[파이썬] nltk 나이브 베이즈 분류기

Introduction

Naive Bayes classifier is a probabilistic machine learning model that is commonly used for text classification. It is based on the Bayes’ theorem and the assumption of independence between features. In this tutorial, we will explore how to implement the Naive Bayes classifier using the NLTK library in Python.

Step 1: Installing NLTK

If you haven’t installed the NLTK library already, you can use the following command to install it:

pip install nltk

Step 2: Importing the Necessary Libraries

First, we need to import the NLTK library and the necessary modules. Execute the following code:

import nltk
from nltk.corpus import stopwords
from nltk.tokenize import word_tokenize
from nltk.classify import NaiveBayesClassifier
from nltk.classify.util import accuracy

Step 3: Preparing the Data

Next, we need to prepare our training data. We can use the NLTK movie reviews corpus for this purpose. The movie reviews corpus contains 2000 movie reviews, classified into positive and negative reviews.

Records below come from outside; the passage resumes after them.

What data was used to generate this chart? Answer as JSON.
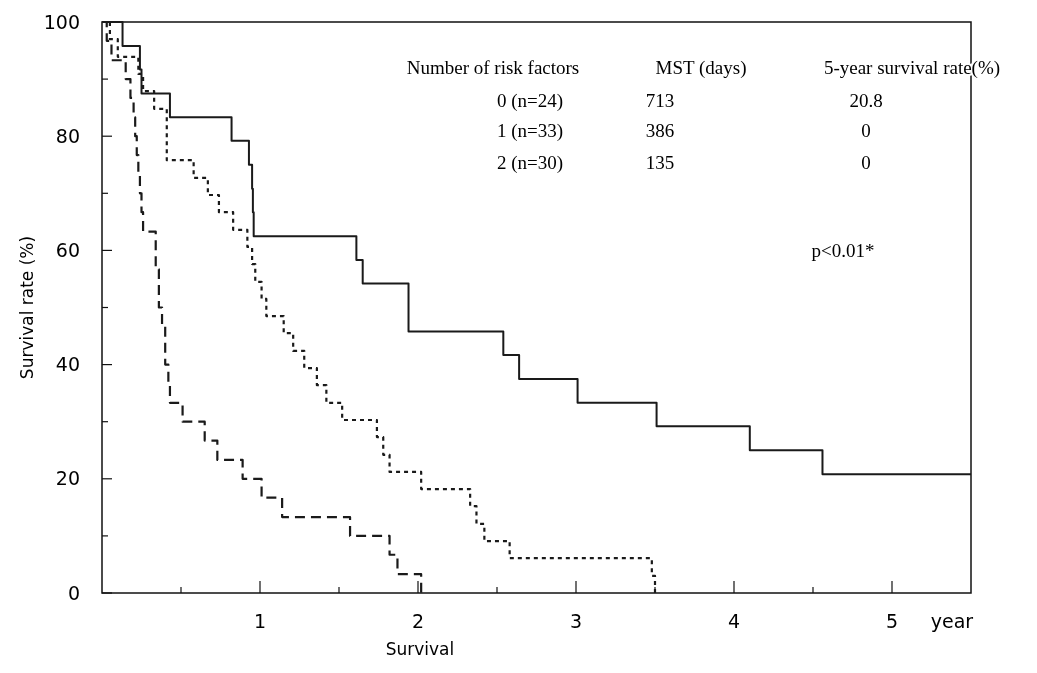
{
  "chart_data": {
    "type": "step",
    "xlabel": "Survival",
    "ylabel": "Survival rate  (%)",
    "xlim": [
      0,
      5.5
    ],
    "ylim": [
      0,
      100
    ],
    "xticks": [
      {
        "value": 0.5,
        "label": null
      },
      1,
      {
        "value": 1.5,
        "label": null
      },
      2,
      {
        "value": 2.5,
        "label": null
      },
      3,
      {
        "value": 3.5,
        "label": null
      },
      4,
      {
        "value": 4.5,
        "label": null
      },
      5
    ],
    "yticks": [
      0,
      {
        "value": 10,
        "label": null
      },
      20,
      {
        "value": 30,
        "label": null
      },
      40,
      {
        "value": 50,
        "label": null
      },
      60,
      {
        "value": 70,
        "label": null
      },
      80,
      {
        "value": 90,
        "label": null
      },
      100
    ],
    "grid": false,
    "series": [
      {
        "color": "#1a1a1a",
        "line_style": "solid",
        "x": [
          0,
          0.13,
          0.24,
          0.25,
          0.43,
          0.82,
          0.93,
          0.95,
          0.955,
          0.96,
          1.61,
          1.65,
          1.94,
          2.54,
          2.64,
          3.01,
          3.51,
          4.1,
          4.56,
          5.5
        ],
        "values": [
          100,
          95.8,
          91.7,
          87.5,
          83.3,
          79.2,
          75,
          70.8,
          66.7,
          62.5,
          58.3,
          54.2,
          45.8,
          41.7,
          37.5,
          33.3,
          29.2,
          25,
          20.8,
          20.8
        ]
      },
      {
        "color": "#1a1a1a",
        "line_style": "dotted",
        "x": [
          0,
          0.05,
          0.1,
          0.23,
          0.26,
          0.33,
          0.41,
          0.58,
          0.67,
          0.74,
          0.83,
          0.92,
          0.95,
          0.97,
          1.01,
          1.04,
          1.15,
          1.21,
          1.28,
          1.36,
          1.42,
          1.52,
          1.74,
          1.78,
          1.82,
          2.02,
          2.33,
          2.37,
          2.42,
          2.58,
          3.48,
          3.5
        ],
        "values": [
          100,
          97,
          93.9,
          90.9,
          87.9,
          84.8,
          75.8,
          72.7,
          69.7,
          66.7,
          63.6,
          60.6,
          57.6,
          54.5,
          51.5,
          48.5,
          45.5,
          42.4,
          39.4,
          36.4,
          33.3,
          30.3,
          27.3,
          24.2,
          21.2,
          18.2,
          15.2,
          12.1,
          9.1,
          6.1,
          3,
          0
        ]
      },
      {
        "color": "#1a1a1a",
        "line_style": "dashed",
        "x": [
          0,
          0.03,
          0.06,
          0.15,
          0.18,
          0.2,
          0.21,
          0.22,
          0.23,
          0.24,
          0.25,
          0.26,
          0.34,
          0.36,
          0.38,
          0.4,
          0.42,
          0.43,
          0.51,
          0.65,
          0.73,
          0.89,
          1.01,
          1.14,
          1.57,
          1.82,
          1.87,
          2.02,
          2.03
        ],
        "values": [
          100,
          96.7,
          93.3,
          90,
          86.7,
          83.3,
          80,
          76.7,
          73.3,
          70,
          66.7,
          63.3,
          56.7,
          50,
          46.7,
          40,
          36.7,
          33.3,
          30,
          26.7,
          23.3,
          20,
          16.7,
          13.3,
          10,
          6.7,
          3.3,
          0,
          0
        ]
      }
    ],
    "annotations": [
      "Number of risk factors",
      "MST (days)",
      "5-year survival rate(%)",
      "0  (n=24)",
      "713",
      "20.8",
      "1  (n=33)",
      "386",
      "0",
      "2  (n=30)",
      "135",
      "0",
      "p<0.01*",
      "year"
    ]
  }
}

nltk.download('movie_reviews')

documents = [(list(movie_reviews.words(fileid)), category)
             for category in movie_reviews.categories()
             for fileid in movie_reviews.fileids(category)]

random.shuffle(documents)

all_words = []
for w in movie_reviews.words():
    all_words.append(w.lower())

all_words = nltk.FreqDist(all_words)

# Select the top 2000 most common words as features
word_features = list(all_words.keys())[:2000]

def document_features(document):
    document_words = set(document)
    features = {}
    for word in word_features:
        features[word] = (word in document_words)
    return features

featuresets = [(document_features(d), c) for (d,c) in documents]

Step 4: Training the Classifier

Now, we can train our Naive Bayes classifier using the featuresets we created.

train_set = featuresets[:1500]
test_set = featuresets[1500:]

classifier = NaiveBayesClassifier.train(train_set)

Step 5: Evaluating the Classifier

Finally, let’s evaluate our classifier by measuring its accuracy on the test set.

print("Accuracy:", accuracy(classifier, test_set))

The accuracy represents the percentage of correct predictions made by the classifier.

Summary

In this tutorial, we learned how to implement the Naive Bayes classifier using the NLTK library in Python. The Naive Bayes classifier is a powerful tool for text classification tasks. It is widely used in various applications such as spam filtering, sentiment analysis, and document categorization.